Vers l’époque de ma première communion, faisant partie en qualité d’externe d’une école dirigée par un prêtre (vieux priseur à face de corsaire espagnol, originaire du Roussillon, qui pinçait ferme quand on était pas sage), je reçus comme livre de prix du cardinal Wiseman, Fabiola. Dans ce livre, peinture des malheurs qu’endurèrent les chrétiens sous la persécution romaine, est racontée l’histoire – avec gravure à l’appui – d’une jeune vierge qu’on supplicie, liée à un chevalet, en lui désarticulant peu à peu bras et jambes. Je ne lus pas en entier l’insipide roman, mais je me passionnai pour cet épisode. Je vois encore le visage convulsé de la martyre, ses longs cheveux défaits et ses pieds nus lacés de cordes ; il s’agit, je crois, d’une fille du peuple, vêtue d’une tunique misérable, et entourée de centurions et légionnaires à face brutale. Un treuil de bois sert à tendre les cordes.

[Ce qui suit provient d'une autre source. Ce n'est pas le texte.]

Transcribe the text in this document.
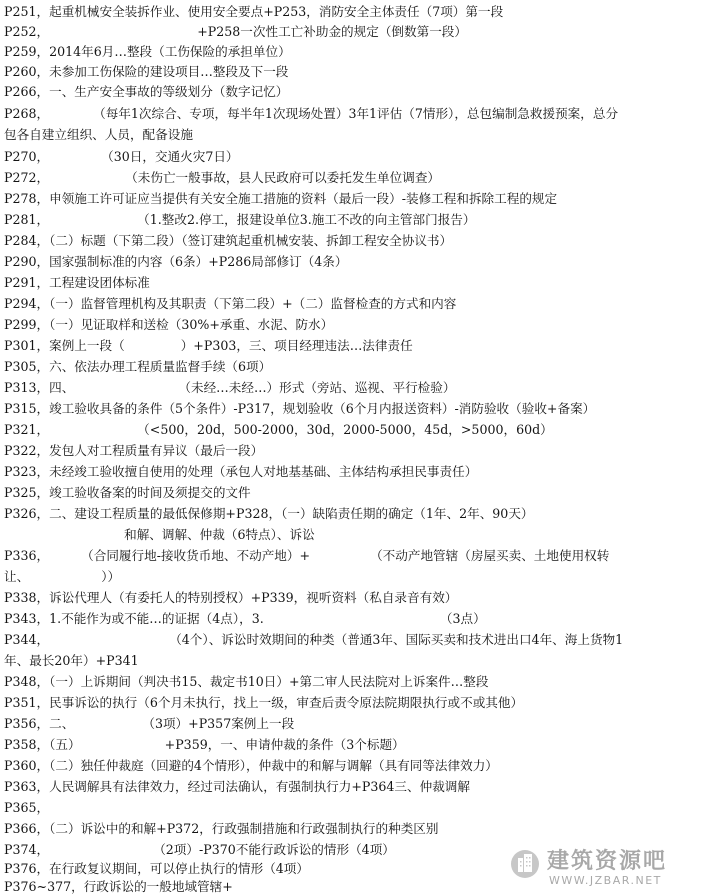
P251，起重机械安全装拆作业、使用安全要点+P253，消防安全主体责任（7项）第一段
P252，                                     +P258一次性工亡补助金的规定（倒数第一段）
P259，2014年6月…整段（工伤保险的承担单位）
P260，未参加工伤保险的建设项目…整段及下一段
P266，一、生产安全事故的等级划分（数字记忆）
P268，           （每年1次综合、专项，每半年1次现场处置）3年1评估（7情形），总包编制急救援预案，总分
包各自建立组织、人员，配备设施
P270，             （30日，交通火灾7日）
P272，                   （未伤亡一般事故，县人民政府可以委托发生单位调查）
P278，申领施工许可证应当提供有关安全施工措施的资料（最后一段）-装修工程和拆除工程的规定
P281，                      （1.整改2.停工，报建设单位3.施工不改的向主管部门报告）
P284，（二）标题（下第二段）（签订建筑起重机械安装、拆卸工程安全协议书）
P290，国家强制标准的内容（6条）+P286局部修订（4条）
P291，工程建设团体标准
P294，（一）监督管理机构及其职责（下第二段）+（二）监督检查的方式和内容
P299，（一）见证取样和送检（30%+承重、水泥、防水）
P301，案例上一段（              ）+P303，三、项目经理违法…法律责任
P305，六、依法办理工程质量监督手续（6项）
P313，四、                          （未经…未经…）形式（旁站、巡视、平行检验）
P315，竣工验收具备的条件（5个条件）-P317，规划验收（6个月内报送资料）-消防验收（验收+备案）
P321，                      （<500，20d，500-2000，30d，2000-5000，45d，>5000，60d）
P322，发包人对工程质量有异议（最后一段）
P323，未经竣工验收擅自使用的处理（承包人对地基基础、主体结构承担民事责任）
P325，竣工验收备案的时间及须提交的文件
P326，二、建设工程质量的最低保修期+P328，（一）缺陷责任期的确定（1年、2年、90天）
和解、调解、仲裁（6特点）、诉讼
P336，        （合同履行地-接收货币地、不动产地）+               （不动产地管辖（房屋买卖、土地使用权转
让、                  ））
P338，诉讼代理人（有委托人的特别授权）+P339，视听资料（私自录音有效）
P343，1.不能作为或不能…的证据（4点），3.                                            （3点）
P344，                              （4个）、诉讼时效期间的种类（普通3年、国际买卖和技术进出口4年、海上货物1
年、最长20年）+P341
P348，（一）上诉期间（判决书15、裁定书10日）+第二审人民法院对上诉案件…整段
P351，民事诉讼的执行（6个月未执行，找上一级，审查后责令原法院期限执行或不或其他）
P356，二、                 （3项）+P357案例上一段
P358，（五）                     +P359，一、申请仲裁的条件（3个标题）
P360，（二）独任仲裁庭（回避的4个情形），仲裁中的和解与调解（具有同等法律效力）
P363，人民调解具有法律效力，经过司法确认，有强制执行力+P364三、仲裁调解
P365，
P366，（二）诉讼中的和解+P372，行政强制措施和行政强制执行的种类区别
P374，                          （2项）-P370不能行政诉讼的情形（4项）
P376，在行政复议期间，可以停止执行的情形（4项）
P376~377，行政诉讼的一般地域管辖+
建筑资源吧
WWW.JZBAR.NET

Ce souvenir se mêle à celui, plus ancien mais plus précis (car je suis retourné au même endroit, avec quelle émotion ! il y a sept ans environ), d’une promenade que ma mère me fit faire très jeune au Musée Grévin.
En même temps qu’un tableau de la guerre russo-japonaise – le siège de Port-Arthur, je crois avec au premier plan un cadavre japonais à la tête trouée, image de carnage qui me hanta longtemps – je vis là les fameuses catacombes, les chrétiens nus derrière les grilles qui les séparent des lions, auxquels ils sont promis et cette belle femme de cire, toute nue, en grandeur naturelle, allaitant ou tenant dans ses bras un enfant à demi recouvert par ses beaux cheveux, dont le lourd manteau noir tombe sur son dos et sur ses mamelles que les crocs des fauves déchireront bientôt, les vidant entièrement de leur sang et de leur lait. Instinctivement je m’identifiais aux chrétiens, et j’avais peur autant des lions mal peints sur le décor que des statues de cire, sortes de cadavres étrangement momifiés et d’une certaine manière désirables, avec leur chair nue, impassible et rosée.